• http://www.freebookings.com Magnus Hultberg

    Great article. Main take away in my opinion is that improving on site SEO (the details you control yourself on your website) isn’t any black art. They are all simple and natural things: put yourself in the shoes of your customer and try to imagine what they need. Make sure those things are prominent on your website, and added to your website following the best practice guidelines (which your web developer should be knowledgable about) and Google will love you for it.

    The conversion part is important. Working with restaurants a lot (I work with Freebookings, which is a free online reservations service for independent restaurants) I often see restaurants doing a decent job on off and on site SEO and social media, but forgetting completely about how to get the web visitor to actually come to the restaurant. Obviously, for restaurants, taking online reservations is a must to get the most out of website and SEO investments. And with mobile usage booming, a system capable of converting visitors to customers on multiple devices (such as OpenTable, Livebookings or Freebookings) is increasingly important.

  • http://www.chatmeter.com C.M.

    This is a great article Myles. It makes me sad when I see a great local business with a less then par site. I think this that most SMBs do not necessarily take their site seriously which could really hurt them in the long run. Another thing for SMBs to remember is that their contact information can be everywhere on the web and they should do their best to make sure it is consistent across the web.

  • http://www.giftsspace.com/blog M.M.

    There is a psychological aspect of simplicity that aids good conversion. A web site designed with easy navigation and with no room for ambiguity is the one that is best converting all the time. All famous e-commerce sites are built on this aspect and people who visit there are easily becomes customers by virtue of this principle of simplicity.
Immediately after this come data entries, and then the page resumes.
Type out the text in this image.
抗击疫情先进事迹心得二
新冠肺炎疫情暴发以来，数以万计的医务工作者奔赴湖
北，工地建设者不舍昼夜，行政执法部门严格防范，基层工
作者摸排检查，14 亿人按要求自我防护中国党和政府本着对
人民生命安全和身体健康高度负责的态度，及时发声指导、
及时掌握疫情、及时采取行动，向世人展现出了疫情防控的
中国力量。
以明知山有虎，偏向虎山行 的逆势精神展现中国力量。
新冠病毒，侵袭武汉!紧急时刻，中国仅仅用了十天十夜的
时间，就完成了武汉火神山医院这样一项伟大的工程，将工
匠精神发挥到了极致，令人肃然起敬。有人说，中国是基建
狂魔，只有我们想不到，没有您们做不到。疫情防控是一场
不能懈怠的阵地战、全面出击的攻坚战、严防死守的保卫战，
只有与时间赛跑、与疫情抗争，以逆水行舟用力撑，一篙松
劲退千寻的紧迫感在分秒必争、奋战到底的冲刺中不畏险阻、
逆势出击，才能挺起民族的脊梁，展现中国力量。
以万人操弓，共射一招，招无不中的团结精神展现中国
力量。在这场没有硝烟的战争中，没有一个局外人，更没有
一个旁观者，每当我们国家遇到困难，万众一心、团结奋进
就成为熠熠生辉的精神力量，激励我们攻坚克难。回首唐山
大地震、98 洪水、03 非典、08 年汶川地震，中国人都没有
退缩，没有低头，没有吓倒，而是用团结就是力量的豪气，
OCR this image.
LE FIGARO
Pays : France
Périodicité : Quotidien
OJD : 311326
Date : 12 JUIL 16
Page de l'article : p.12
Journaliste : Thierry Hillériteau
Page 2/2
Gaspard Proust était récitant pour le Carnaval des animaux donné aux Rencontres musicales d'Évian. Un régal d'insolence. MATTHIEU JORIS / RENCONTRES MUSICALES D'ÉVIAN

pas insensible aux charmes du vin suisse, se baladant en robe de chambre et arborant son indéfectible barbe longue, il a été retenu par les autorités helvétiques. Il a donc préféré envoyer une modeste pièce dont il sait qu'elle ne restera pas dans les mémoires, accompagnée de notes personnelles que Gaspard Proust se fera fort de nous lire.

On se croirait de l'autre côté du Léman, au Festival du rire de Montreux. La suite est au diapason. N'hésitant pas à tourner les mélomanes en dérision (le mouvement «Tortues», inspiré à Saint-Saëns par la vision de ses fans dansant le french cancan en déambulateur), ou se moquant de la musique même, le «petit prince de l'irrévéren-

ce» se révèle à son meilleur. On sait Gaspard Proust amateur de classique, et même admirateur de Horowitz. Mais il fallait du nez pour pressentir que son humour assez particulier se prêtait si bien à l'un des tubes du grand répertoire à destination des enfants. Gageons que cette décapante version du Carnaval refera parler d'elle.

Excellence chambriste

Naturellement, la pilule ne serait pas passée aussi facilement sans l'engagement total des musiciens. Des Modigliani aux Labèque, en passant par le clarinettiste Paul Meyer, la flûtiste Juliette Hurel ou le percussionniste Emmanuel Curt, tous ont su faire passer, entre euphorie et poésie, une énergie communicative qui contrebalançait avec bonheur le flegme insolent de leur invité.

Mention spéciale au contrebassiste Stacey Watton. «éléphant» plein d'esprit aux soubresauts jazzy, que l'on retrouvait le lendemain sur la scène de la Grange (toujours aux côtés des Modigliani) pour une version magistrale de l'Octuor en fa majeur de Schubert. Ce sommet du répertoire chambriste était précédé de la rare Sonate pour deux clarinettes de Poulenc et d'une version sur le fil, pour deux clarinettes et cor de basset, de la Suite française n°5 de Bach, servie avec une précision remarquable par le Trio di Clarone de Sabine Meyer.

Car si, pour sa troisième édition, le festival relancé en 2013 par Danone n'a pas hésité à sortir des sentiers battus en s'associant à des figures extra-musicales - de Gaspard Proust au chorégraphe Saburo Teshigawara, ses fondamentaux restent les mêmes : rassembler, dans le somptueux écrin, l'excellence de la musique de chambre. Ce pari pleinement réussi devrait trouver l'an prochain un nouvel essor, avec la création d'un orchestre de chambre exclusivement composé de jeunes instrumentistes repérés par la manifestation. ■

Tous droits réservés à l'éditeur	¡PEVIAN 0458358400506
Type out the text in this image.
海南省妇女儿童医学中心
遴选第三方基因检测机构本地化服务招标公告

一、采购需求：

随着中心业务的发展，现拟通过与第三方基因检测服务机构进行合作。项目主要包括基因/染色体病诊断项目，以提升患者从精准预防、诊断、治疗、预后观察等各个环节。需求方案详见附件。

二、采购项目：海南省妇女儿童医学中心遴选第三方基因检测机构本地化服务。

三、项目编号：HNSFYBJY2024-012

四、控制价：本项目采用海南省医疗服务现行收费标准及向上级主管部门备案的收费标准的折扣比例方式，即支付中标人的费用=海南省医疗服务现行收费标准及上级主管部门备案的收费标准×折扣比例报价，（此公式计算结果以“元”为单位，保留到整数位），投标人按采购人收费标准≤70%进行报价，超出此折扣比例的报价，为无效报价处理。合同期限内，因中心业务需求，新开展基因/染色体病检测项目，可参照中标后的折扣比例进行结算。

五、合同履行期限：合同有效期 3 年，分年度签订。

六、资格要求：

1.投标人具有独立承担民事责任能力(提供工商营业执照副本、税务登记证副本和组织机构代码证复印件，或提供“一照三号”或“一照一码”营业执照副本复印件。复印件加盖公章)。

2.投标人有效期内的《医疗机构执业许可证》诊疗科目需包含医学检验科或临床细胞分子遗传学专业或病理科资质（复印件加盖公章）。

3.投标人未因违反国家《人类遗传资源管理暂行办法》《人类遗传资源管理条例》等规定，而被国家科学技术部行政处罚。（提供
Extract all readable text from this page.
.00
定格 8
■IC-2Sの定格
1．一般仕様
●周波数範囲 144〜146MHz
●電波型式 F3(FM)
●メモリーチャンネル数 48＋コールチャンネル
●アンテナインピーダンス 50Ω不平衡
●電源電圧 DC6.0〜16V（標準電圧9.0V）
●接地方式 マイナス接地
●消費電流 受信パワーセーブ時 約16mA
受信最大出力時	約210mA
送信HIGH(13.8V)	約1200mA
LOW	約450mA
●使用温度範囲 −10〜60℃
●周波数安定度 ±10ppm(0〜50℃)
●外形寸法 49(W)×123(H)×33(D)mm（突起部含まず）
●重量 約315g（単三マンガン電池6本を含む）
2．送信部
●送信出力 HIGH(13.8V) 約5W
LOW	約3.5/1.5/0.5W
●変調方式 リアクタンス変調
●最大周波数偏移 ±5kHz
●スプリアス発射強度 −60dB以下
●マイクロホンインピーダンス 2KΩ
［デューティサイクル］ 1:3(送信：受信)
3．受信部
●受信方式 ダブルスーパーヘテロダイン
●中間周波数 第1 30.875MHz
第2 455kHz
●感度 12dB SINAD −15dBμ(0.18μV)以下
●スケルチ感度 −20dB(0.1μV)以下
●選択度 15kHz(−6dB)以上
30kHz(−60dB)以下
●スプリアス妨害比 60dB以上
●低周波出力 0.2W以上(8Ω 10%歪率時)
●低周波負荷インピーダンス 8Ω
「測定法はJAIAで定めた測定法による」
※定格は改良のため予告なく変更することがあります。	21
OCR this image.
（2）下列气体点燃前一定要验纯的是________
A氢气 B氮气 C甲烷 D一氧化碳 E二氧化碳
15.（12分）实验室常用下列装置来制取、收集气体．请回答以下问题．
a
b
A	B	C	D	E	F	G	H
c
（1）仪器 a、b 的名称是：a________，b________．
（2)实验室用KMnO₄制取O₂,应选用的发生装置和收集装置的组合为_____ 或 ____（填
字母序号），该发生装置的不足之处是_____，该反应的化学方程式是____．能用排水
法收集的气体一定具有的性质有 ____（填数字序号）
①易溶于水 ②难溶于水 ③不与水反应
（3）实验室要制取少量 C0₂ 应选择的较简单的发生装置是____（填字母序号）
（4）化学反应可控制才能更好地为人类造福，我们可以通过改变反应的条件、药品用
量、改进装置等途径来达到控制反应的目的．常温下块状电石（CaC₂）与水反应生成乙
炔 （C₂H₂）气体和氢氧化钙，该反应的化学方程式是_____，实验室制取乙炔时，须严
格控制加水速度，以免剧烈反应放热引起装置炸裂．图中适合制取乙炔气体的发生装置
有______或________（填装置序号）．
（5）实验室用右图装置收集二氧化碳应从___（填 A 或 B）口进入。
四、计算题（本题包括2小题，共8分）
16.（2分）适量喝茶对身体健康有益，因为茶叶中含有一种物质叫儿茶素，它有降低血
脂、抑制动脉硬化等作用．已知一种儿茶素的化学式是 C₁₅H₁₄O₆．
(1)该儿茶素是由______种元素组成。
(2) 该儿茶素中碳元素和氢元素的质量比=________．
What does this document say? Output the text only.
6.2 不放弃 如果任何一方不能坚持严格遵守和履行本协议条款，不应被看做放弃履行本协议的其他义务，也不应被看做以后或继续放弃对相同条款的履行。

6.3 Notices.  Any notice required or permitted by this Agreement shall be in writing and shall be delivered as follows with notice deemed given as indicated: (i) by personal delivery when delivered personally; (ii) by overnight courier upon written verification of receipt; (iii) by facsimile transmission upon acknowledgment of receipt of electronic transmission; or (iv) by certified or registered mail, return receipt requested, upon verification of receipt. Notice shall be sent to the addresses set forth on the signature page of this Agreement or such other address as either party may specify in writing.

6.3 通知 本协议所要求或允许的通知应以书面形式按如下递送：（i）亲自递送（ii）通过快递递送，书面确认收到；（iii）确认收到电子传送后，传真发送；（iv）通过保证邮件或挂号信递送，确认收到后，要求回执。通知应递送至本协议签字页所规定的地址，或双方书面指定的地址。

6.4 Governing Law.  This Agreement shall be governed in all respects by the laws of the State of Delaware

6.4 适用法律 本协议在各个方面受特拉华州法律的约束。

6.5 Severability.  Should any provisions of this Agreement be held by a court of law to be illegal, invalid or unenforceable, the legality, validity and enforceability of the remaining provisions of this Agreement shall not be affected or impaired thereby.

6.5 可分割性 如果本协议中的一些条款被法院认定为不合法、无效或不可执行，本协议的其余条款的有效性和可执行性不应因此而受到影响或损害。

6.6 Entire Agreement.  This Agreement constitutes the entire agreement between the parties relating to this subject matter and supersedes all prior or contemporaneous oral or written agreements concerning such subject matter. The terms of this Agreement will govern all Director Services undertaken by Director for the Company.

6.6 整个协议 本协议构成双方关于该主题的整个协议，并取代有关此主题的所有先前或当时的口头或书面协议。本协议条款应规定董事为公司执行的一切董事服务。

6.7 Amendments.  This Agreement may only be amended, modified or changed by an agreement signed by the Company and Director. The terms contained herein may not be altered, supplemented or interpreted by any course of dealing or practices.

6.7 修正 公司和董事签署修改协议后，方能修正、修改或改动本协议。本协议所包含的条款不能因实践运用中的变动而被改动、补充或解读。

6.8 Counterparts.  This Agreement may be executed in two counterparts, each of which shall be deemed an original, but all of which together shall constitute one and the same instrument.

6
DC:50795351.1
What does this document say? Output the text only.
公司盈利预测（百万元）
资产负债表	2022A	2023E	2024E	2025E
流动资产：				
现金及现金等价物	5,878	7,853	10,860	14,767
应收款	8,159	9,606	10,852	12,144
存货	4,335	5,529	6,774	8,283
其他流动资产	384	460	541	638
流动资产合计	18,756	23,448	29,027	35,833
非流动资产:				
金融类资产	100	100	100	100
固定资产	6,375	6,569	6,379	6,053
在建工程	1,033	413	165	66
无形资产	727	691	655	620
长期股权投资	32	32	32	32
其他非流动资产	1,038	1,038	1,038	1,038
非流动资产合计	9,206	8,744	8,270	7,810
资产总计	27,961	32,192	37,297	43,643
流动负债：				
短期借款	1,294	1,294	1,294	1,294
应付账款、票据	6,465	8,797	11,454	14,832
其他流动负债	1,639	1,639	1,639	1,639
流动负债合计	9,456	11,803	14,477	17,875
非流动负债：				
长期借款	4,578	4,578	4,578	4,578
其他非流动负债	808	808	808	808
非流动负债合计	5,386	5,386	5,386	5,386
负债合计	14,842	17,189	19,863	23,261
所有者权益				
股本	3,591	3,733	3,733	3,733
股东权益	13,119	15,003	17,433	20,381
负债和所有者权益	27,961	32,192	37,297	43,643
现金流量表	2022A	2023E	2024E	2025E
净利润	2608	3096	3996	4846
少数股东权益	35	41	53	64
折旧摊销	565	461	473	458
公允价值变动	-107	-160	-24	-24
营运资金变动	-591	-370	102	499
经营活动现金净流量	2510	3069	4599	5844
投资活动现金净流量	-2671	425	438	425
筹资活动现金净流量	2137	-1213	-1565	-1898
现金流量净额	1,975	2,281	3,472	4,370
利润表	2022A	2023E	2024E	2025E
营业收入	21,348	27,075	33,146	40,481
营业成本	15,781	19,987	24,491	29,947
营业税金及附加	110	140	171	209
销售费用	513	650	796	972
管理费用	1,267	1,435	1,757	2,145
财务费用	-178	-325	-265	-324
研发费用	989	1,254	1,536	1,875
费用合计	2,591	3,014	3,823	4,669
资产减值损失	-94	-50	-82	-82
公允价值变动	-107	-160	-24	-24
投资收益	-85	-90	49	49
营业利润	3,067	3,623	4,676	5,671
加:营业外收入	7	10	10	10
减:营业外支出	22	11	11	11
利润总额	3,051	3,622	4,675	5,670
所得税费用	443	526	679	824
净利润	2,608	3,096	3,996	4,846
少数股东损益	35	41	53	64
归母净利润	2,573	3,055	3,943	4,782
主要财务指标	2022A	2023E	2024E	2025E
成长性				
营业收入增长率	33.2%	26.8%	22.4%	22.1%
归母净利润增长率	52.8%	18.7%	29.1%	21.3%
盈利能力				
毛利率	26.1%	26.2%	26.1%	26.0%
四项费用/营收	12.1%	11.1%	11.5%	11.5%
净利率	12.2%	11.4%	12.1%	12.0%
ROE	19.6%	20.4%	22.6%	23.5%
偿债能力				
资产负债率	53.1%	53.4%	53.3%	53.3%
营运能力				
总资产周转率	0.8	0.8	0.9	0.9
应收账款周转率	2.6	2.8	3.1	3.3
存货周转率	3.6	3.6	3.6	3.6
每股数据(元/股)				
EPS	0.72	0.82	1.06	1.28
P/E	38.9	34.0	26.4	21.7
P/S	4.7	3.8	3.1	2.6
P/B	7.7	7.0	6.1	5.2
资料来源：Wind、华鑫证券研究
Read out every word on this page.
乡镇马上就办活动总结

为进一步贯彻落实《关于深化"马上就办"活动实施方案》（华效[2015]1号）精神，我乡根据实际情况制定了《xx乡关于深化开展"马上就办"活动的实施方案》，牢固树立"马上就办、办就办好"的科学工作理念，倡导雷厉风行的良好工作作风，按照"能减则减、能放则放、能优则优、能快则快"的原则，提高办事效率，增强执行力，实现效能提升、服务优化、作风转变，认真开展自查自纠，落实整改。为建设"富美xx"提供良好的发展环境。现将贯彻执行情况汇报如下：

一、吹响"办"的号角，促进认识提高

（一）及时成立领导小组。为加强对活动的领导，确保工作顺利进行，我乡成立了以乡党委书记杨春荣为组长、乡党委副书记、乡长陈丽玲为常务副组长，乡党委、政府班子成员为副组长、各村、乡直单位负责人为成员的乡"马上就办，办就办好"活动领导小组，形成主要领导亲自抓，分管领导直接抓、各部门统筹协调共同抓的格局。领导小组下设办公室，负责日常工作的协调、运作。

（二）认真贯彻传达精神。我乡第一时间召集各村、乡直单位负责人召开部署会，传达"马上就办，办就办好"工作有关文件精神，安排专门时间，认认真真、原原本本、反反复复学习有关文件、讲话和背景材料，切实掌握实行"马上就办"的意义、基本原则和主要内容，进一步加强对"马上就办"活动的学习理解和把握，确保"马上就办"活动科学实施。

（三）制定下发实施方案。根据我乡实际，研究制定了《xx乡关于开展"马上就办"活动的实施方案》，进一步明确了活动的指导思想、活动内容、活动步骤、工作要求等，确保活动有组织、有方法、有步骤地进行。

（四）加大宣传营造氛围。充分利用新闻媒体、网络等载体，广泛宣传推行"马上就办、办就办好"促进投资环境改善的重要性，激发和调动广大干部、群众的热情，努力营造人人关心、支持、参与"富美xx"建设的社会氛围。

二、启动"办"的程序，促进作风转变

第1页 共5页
  • http://www.EffectiveMarketingStrategies.com MBrophy

    Its good to see data from a local business survey. The 8 point checklist is helpful, except for one item, the one suggesting businesses show a full price list. When the purpose of a website is for e-commerce, prices are necessary, however, the websites of most local businesses are not made for transactions. Local business owners usually want website visitors to call on the phone, visit the store or request a quote. Just because customers want something doesn’t mean it should given. For example, if asked, most customers want lower prices, or want more giveaways, but it does not mean the business owner should comply. Putting a price list on many local website encourages premature price comparisons, and short circuits their selling process.